This leadership contest was meant to topple Jeremy Corbyn, or at the very least weaken him. It has ended up strengthening him. The Corbynites will be now emboldened to go after all those who stand in their way, from the general secretary and the deputy leader to party staff and regional organisers. They are tightening their grip over the party from top to bottom, something the Blairites never did.
Alarmingly for the moderates, the party could be beyond saving by 2020. Even the Parliamentary Labour Party, a bastion against Corbynism, could be pushed hard to the left at the next election. Candidate selection will enable Momentum and co. to oust some of their most determined foes. But if boundary changes go through ahead of the next election, the purge could go far further than that.
It has to be said that Corbyn’s achievement is remarkable. His personal ratings are dire and Labour trail the Tories by a double-digit margin in the polls. And yet, somehow, he still commands the loyalty of the Labour ‘selectorate’.
The worry for his Labour opponents is that Corbyn hasn’t remotely exhausted his well of potential support. In this election, he was handicapped by a series of rules designed to keep out many of his supporters. Members can vote only if they joined the party by 12 January, barring the tens of thousands who rushed to sign up when it became clear that Corbyn’s position was under threat.

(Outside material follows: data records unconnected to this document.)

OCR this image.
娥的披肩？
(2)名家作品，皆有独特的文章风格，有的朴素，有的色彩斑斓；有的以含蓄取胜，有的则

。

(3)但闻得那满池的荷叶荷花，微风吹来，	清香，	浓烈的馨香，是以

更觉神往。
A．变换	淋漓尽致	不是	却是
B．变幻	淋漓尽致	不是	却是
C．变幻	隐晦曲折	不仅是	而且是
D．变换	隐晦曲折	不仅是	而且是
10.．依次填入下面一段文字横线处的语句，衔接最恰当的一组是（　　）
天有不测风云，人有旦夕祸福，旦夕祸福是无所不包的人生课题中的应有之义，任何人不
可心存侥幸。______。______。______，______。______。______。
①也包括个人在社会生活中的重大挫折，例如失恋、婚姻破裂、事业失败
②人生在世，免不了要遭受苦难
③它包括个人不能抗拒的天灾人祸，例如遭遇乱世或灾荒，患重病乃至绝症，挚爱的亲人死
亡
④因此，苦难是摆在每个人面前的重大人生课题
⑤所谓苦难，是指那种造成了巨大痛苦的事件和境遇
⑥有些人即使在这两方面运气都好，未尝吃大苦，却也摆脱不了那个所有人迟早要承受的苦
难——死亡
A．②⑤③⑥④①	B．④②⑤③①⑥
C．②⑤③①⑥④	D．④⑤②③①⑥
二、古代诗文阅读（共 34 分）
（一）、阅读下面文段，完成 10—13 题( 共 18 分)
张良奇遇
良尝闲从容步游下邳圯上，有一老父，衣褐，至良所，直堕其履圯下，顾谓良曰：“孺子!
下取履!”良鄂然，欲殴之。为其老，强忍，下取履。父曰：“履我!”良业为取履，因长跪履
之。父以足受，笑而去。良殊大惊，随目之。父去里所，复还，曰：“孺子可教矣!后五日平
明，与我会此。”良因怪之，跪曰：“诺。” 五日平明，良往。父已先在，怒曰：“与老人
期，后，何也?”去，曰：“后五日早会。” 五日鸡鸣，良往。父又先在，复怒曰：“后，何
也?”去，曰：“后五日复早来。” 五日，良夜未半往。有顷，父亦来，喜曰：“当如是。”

Party HQ, which has yet to fall to the Corbynites, then set about disqualifying those who had indicated their support for other parties on social media or been abusive. (A popular joke among Labour MPs is that the Green party has only ever won one major election — the Labour leadership contest of 2015). More than 40,000 registered supporters were blocked, and still Corbyn command 62 per cent of the vote.
Part of the problem is that their sell is a hard one.